Access certification is the periodic review of whether an identity still needs its current entitlements. For NHIs, certification is only reliable when reviewers know the identity’s owner, purpose, and expiry, otherwise stale machine access can persist long after the original use case has ended.

Expanded Definition

Access certification is the governance check that confirms whether a non-human identity still requires its current permissions, secrets, and tool access. In NHI programs, it is less about asking “who owns this account?” and more about proving the account still has a justified purpose, an accountable owner, and a valid expiry path. That distinction matters because service accounts, API keys, workload identities, and AI Agents can retain access long after the business process that created them has changed.

Definitions vary across vendors on whether certification should cover entitlements, secrets, runtime permissions, or all three, and no single standard governs this yet. In practice, access certification sits alongside PAM, RBAC, JIT, and Zero Trust Architecture, but it should not be treated as a one-time audit event. The OWASP Non-Human Identity Top 10 frames the broader risk: machine identities fail when governance does not keep pace with lifecycle change. The most common misapplication is certifying NHIs by account name alone, which occurs when reviewers lack context on ownership, purpose, and expiry.

Examples and Use Cases

Implementing access certification rigorously often introduces review overhead and temporary friction, requiring organisations to weigh faster operations against the cost of stale privilege.

  • A platform team reviews CI/CD service accounts each quarter and revokes any token that no longer maps to an active deployment pipeline.
  • A security team certifies cloud workload identities after environment changes, using the Ultimate Guide to NHIs as a lifecycle reference for ownership and offboarding discipline.
  • An AI operations team checks whether an AI Agent still needs write access to production tools after its workflow changes.
  • An identity governance program ties certifiers to business process owners, so entitlements are reviewed by someone who understands the actual machine function rather than the directory record.
  • After a compromise, analysts use the 52 NHI Breaches Analysis to identify where weak review cycles allowed access to linger.

For teams that need a standards anchor, the OWASP guidance is a practical companion to certification workflows, especially where machine identity reviews must align with least privilege and continuous validation.

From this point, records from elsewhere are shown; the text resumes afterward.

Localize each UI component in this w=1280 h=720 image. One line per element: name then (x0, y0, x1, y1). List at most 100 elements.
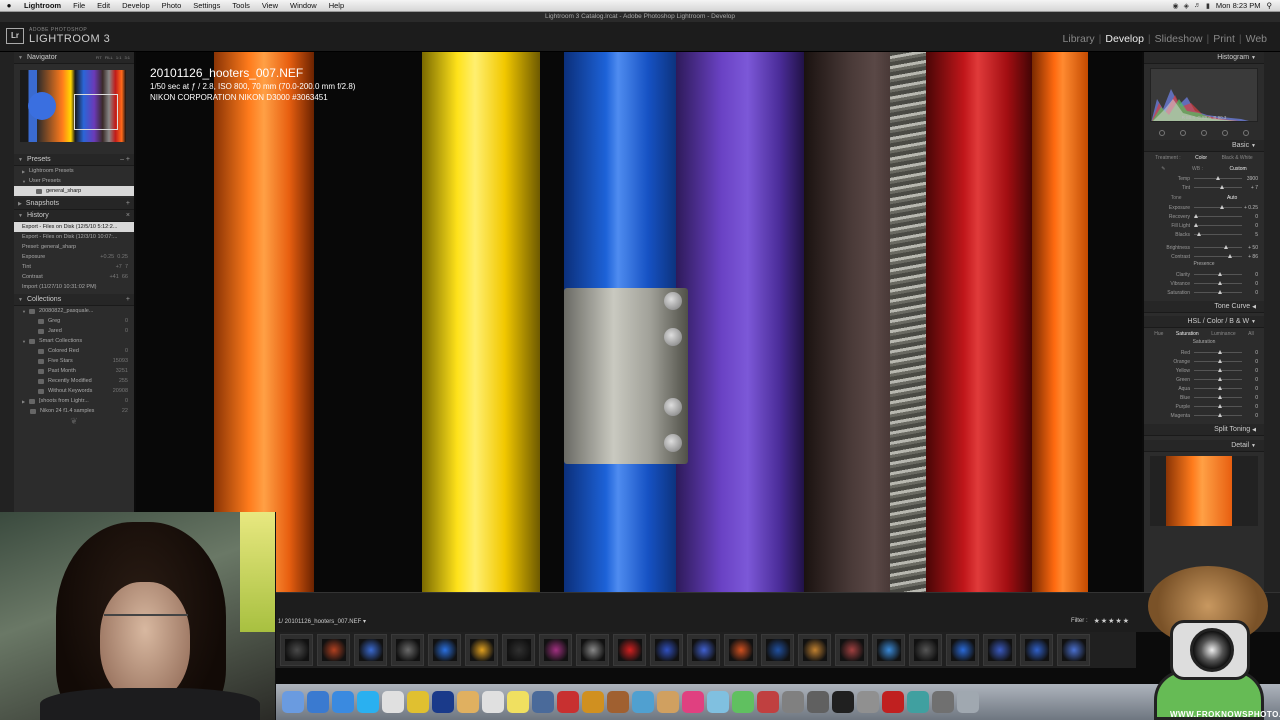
tone-auto-button[interactable]: Auto (1227, 195, 1237, 201)
slider-value[interactable]: 0 (1242, 272, 1258, 278)
disk-icon[interactable] (857, 691, 879, 713)
slider-knob[interactable] (1218, 413, 1222, 417)
module-web[interactable]: Web (1243, 33, 1270, 45)
hsl-tab-saturation[interactable]: Saturation (1176, 331, 1199, 337)
slider-knob[interactable] (1218, 377, 1222, 381)
slider-track[interactable] (1194, 176, 1242, 180)
slider-track[interactable] (1194, 290, 1242, 294)
zoom-1-1[interactable]: 1:1 (116, 55, 122, 60)
slider-value[interactable]: 0 (1242, 413, 1258, 419)
module-slideshow[interactable]: Slideshow (1152, 33, 1206, 45)
preset-folder[interactable]: ▼ User Presets (14, 176, 134, 186)
filmstrip-path[interactable]: 1/ 20101126_hooters_007.NEF ▾ (276, 618, 366, 625)
red-eye-tool-icon[interactable] (1200, 130, 1207, 136)
treatment-bw[interactable]: Black & White (1222, 155, 1253, 161)
slider-knob[interactable] (1223, 245, 1228, 249)
finder-icon[interactable] (282, 691, 304, 713)
collections-header[interactable]: ▼ Collections + (14, 294, 134, 306)
collection-item[interactable]: Recently Modified 255 (14, 376, 134, 386)
history-step[interactable]: Import (11/27/10 10:31:02 PM) (14, 282, 134, 292)
guitar-icon[interactable] (607, 691, 629, 713)
slider-value[interactable]: 0 (1242, 223, 1258, 229)
history-step[interactable]: Exposure +0.25 0.25 (14, 252, 134, 262)
collection-item[interactable]: ▶ [shoots from Lightr... 0 (14, 396, 134, 406)
filmstrip-thumbnail[interactable] (1057, 634, 1090, 666)
bird-icon[interactable] (382, 691, 404, 713)
history-step[interactable]: Contrast +41 66 (14, 272, 134, 282)
menu-settings[interactable]: Settings (187, 1, 226, 10)
split-toning-header[interactable]: Split Toning ◀ (1144, 424, 1264, 436)
slider-knob[interactable] (1218, 281, 1222, 285)
slider-knob[interactable] (1218, 272, 1222, 276)
itunes-icon[interactable] (307, 691, 329, 713)
slider-track[interactable] (1194, 214, 1242, 218)
slider-track[interactable] (1194, 254, 1242, 258)
slider-clarity[interactable]: Clarity 0 (1144, 270, 1264, 279)
bluetooth-icon[interactable]: ◈ (1184, 2, 1189, 10)
system-icon[interactable] (932, 691, 954, 713)
slider-knob[interactable] (1194, 214, 1198, 218)
collection-item[interactable]: Jared 0 (14, 326, 134, 336)
twitter-icon[interactable] (407, 691, 429, 713)
hsl-header[interactable]: HSL / Color / B & W ▼ (1144, 316, 1264, 328)
collection-item[interactable]: Colored Red 0 (14, 346, 134, 356)
filmstrip-thumbnail[interactable] (354, 634, 387, 666)
slider-track[interactable] (1194, 272, 1242, 276)
safari-icon[interactable] (332, 691, 354, 713)
picture-icon[interactable] (757, 691, 779, 713)
filmstrip-thumbnail[interactable] (761, 634, 794, 666)
hsl-slider[interactable]: Purple 0 (1144, 402, 1264, 411)
slider-knob[interactable] (1218, 404, 1222, 408)
detail-header[interactable]: Detail ▼ (1144, 440, 1264, 452)
filmstrip-thumbnail[interactable] (798, 634, 831, 666)
filmstrip-thumbnail[interactable] (835, 634, 868, 666)
flickr-icon[interactable] (682, 691, 704, 713)
filmstrip-thumbnail[interactable] (650, 634, 683, 666)
histogram[interactable]: R 88.4 G 89.6 B 90.3 (1150, 68, 1258, 122)
module-print[interactable]: Print (1210, 33, 1238, 45)
volume-icon[interactable]: ♬ (1194, 2, 1201, 10)
slider-track[interactable] (1194, 395, 1242, 399)
left-panel-edge[interactable] (0, 52, 14, 512)
battery-icon[interactable]: ▮ (1206, 2, 1210, 10)
filmstrip-thumbnail[interactable] (946, 634, 979, 666)
menu-edit[interactable]: Edit (91, 1, 116, 10)
history-step[interactable]: Tint +7 7 (14, 262, 134, 272)
graduated-filter-tool-icon[interactable] (1221, 130, 1228, 136)
menu-help[interactable]: Help (323, 1, 350, 10)
slider-contrast[interactable]: Contrast + 86 (1144, 252, 1264, 261)
lightroom-icon[interactable] (532, 691, 554, 713)
color-icon[interactable] (732, 691, 754, 713)
zoom-fit[interactable]: FIT (96, 55, 102, 60)
navigator-zoom-box[interactable] (74, 94, 118, 130)
tools-icon[interactable] (782, 691, 804, 713)
add-snapshot-icon[interactable]: + (126, 200, 134, 207)
folder-icon[interactable] (457, 691, 479, 713)
snapshots-header[interactable]: ▶ Snapshots + (14, 198, 134, 210)
slider-track[interactable] (1194, 205, 1242, 209)
slider-vibrance[interactable]: Vibrance 0 (1144, 279, 1264, 288)
filmstrip-thumbnail[interactable] (317, 634, 350, 666)
slider-knob[interactable] (1220, 185, 1225, 189)
slider-value[interactable]: 0 (1242, 368, 1258, 374)
filmstrip-thumbnail[interactable] (724, 634, 757, 666)
right-panel-edge[interactable] (1264, 52, 1280, 592)
clear-history-icon[interactable]: × (126, 212, 134, 219)
slider-value[interactable]: + 7 (1242, 185, 1258, 191)
filmstrip-thumbnail[interactable] (465, 634, 498, 666)
filmstrip[interactable] (276, 632, 1136, 668)
slider-knob[interactable] (1196, 232, 1201, 236)
dvd-icon[interactable] (832, 691, 854, 713)
zoom-fill[interactable]: FILL (105, 55, 113, 60)
skype-icon[interactable] (357, 691, 379, 713)
slider-value[interactable]: 0 (1242, 395, 1258, 401)
menu-view[interactable]: View (256, 1, 284, 10)
navigator-header[interactable]: ▼ Navigator FIT FILL 1:1 3:1 (14, 52, 134, 64)
slider-track[interactable] (1194, 223, 1242, 227)
slider-track[interactable] (1194, 377, 1242, 381)
hsl-slider[interactable]: Blue 0 (1144, 393, 1264, 402)
filmstrip-thumbnail[interactable] (576, 634, 609, 666)
menubar-clock[interactable]: Mon 8:23 PM (1216, 1, 1261, 10)
add-preset-icon[interactable]: – + (120, 156, 134, 163)
zoom-3-1[interactable]: 3:1 (124, 55, 130, 60)
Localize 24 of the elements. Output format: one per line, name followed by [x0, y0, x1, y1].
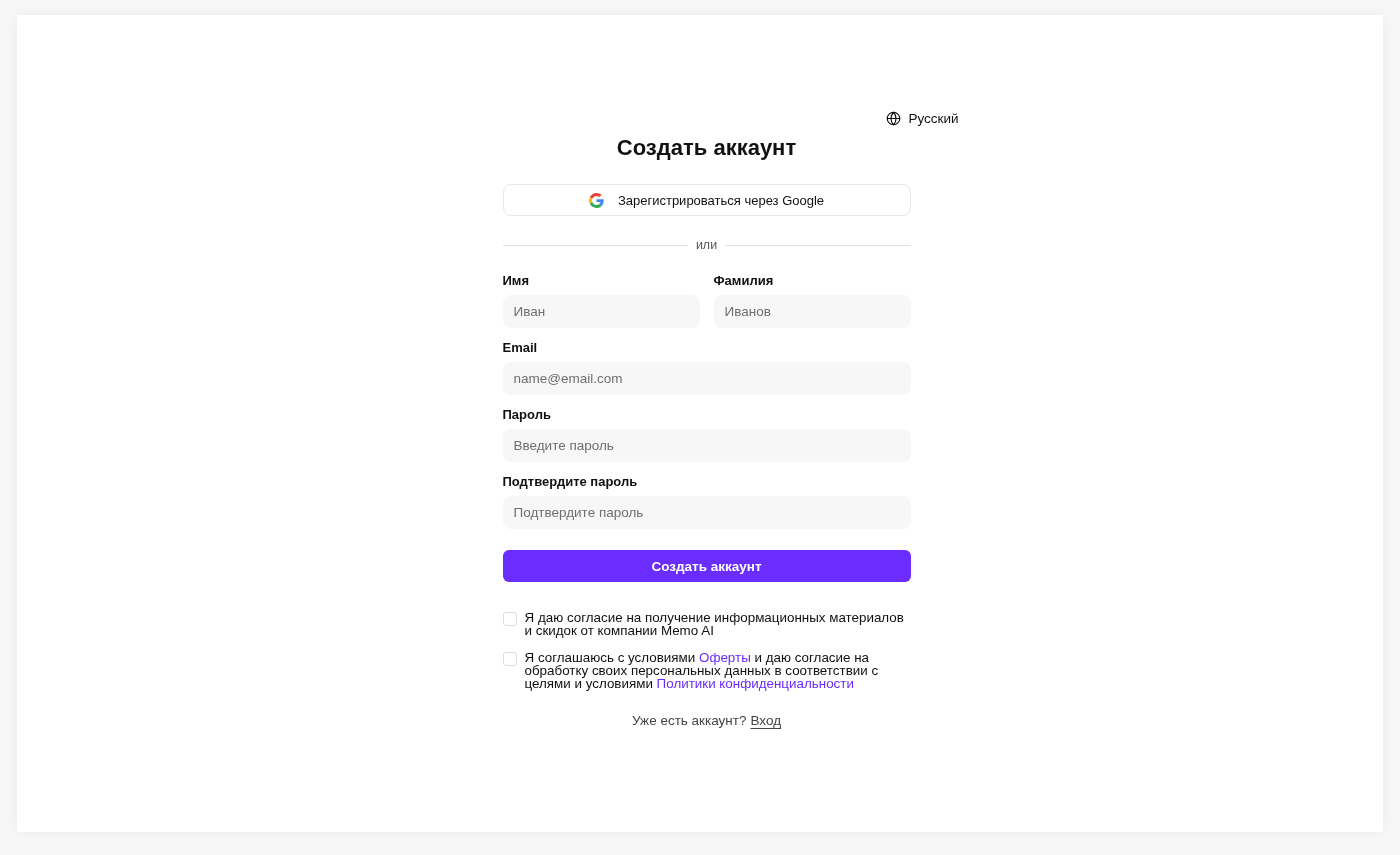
- login-link[interactable]: Вход: [750, 713, 782, 728]
- input-field[interactable]: Иванов: [713, 295, 911, 328]
- field-label: Email: [502, 340, 539, 356]
- google-signup-button[interactable]: Зарегистрироваться через Google: [502, 184, 911, 216]
- consent-text: Я даю согласие на получение информационных материалов и скидок от компании Memo AI: [524, 611, 905, 637]
- checkbox[interactable]: [502, 652, 517, 666]
- consent-link[interactable]: Оферты: [699, 650, 751, 665]
- field-label: Подтвердите пароль: [502, 474, 639, 490]
- checkbox[interactable]: [502, 612, 517, 626]
- google-g-icon: [588, 192, 604, 208]
- language-selector[interactable]: Русский: [886, 110, 959, 126]
- field-label: Имя: [502, 273, 531, 289]
- input-field[interactable]: Подтвердите пароль: [502, 496, 911, 529]
- field-label: Фамилия: [713, 273, 775, 289]
- create-account-button[interactable]: Создать аккаунт: [502, 550, 911, 582]
- login-prompt: Уже есть аккаунт?: [631, 713, 747, 728]
- input-field[interactable]: Иван: [502, 295, 700, 328]
- input-field[interactable]: Введите пароль: [502, 429, 911, 462]
- input-field[interactable]: name@email.com: [502, 362, 911, 395]
- field-label: Пароль: [502, 407, 552, 423]
- consent-text: Я соглашаюсь с условиями Оферты и даю согласие на обработку своих персональных данных в соответствии с целями и условиями Политики конфиденциальности: [524, 651, 880, 690]
- page-title: Создать аккаунт: [615, 134, 798, 162]
- divider-label: или: [695, 238, 718, 252]
- globe-icon: [886, 110, 902, 126]
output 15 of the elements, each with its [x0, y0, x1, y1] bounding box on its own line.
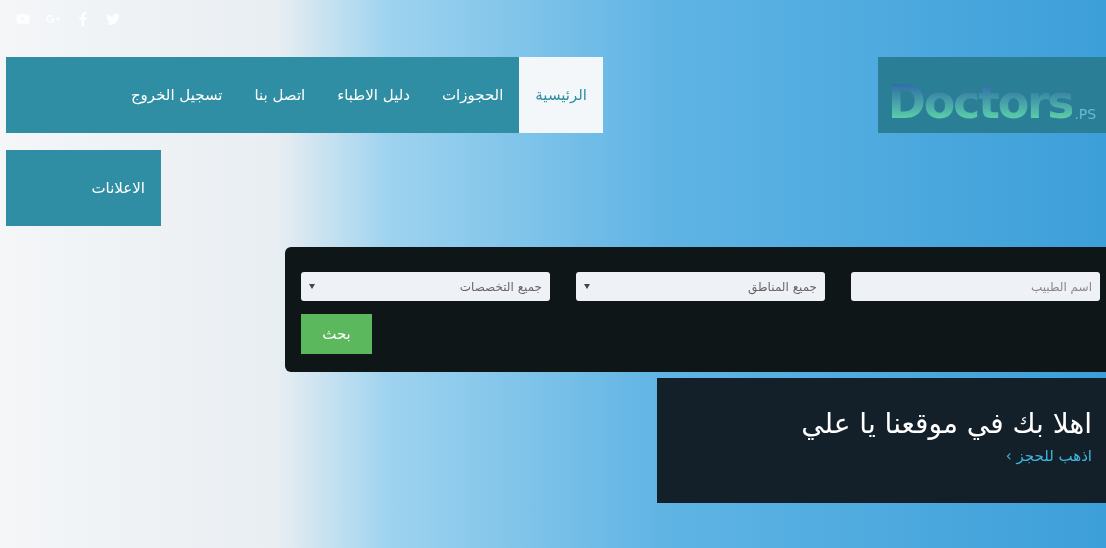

Why It Matters in NHI Security

Access certification is one of the few controls that can expose hidden entitlement drift before it becomes an incident. NHI misuse often survives because machine accounts are not challenged the way human access is, and that blind spot is costly: according to the Ultimate Guide to NHIs, 97% of NHIs carry excessive privileges, widening the attack surface. That figure is especially relevant when certifications are shallow, infrequent, or performed without operational context. For deeper context on risk patterns, the Ultimate Guide to NHIs — Key Challenges and Risks is a useful reference, and the Sisense breach shows how machine credentials can become a serious exposure path when governance breaks down.

Access certification also supports Zero Trust Architecture by forcing regular proof of need, not assumed trust. When paired with governance discipline, it helps teams decide whether a permission should be removed, reduced, or time-bound, instead of merely documented. Organisations typically encounter the real need for access certification only after a breach review or privilege sprawl investigation, at which point the control becomes operationally unavoidable to address.

Standards & Framework Alignment

This section maps relevant standards and security frameworks to the operational risks and controls described in this guidance.

OWASP Non-Human Identity Top 10 address the attack and risk surface, while NIST Zero Trust (SP 800-207) and NIST CSF 2.0 set the governance and control requirements practitioners need to meet.

Framework Control / Reference Relevance
OWASP Non-Human Identity Top 10 NHI-02 Covers machine identity governance gaps that access certification is meant to close.
NIST Zero Trust (SP 800-207) PA/DP Supports continuous least-privilege verification under Zero Trust principles.
NIST CSF 2.0 PR.AA Access control and identity governance both depend on periodic validation of authorized access.

Map NHI certification to access review procedures and document revocation decisions as part of governance.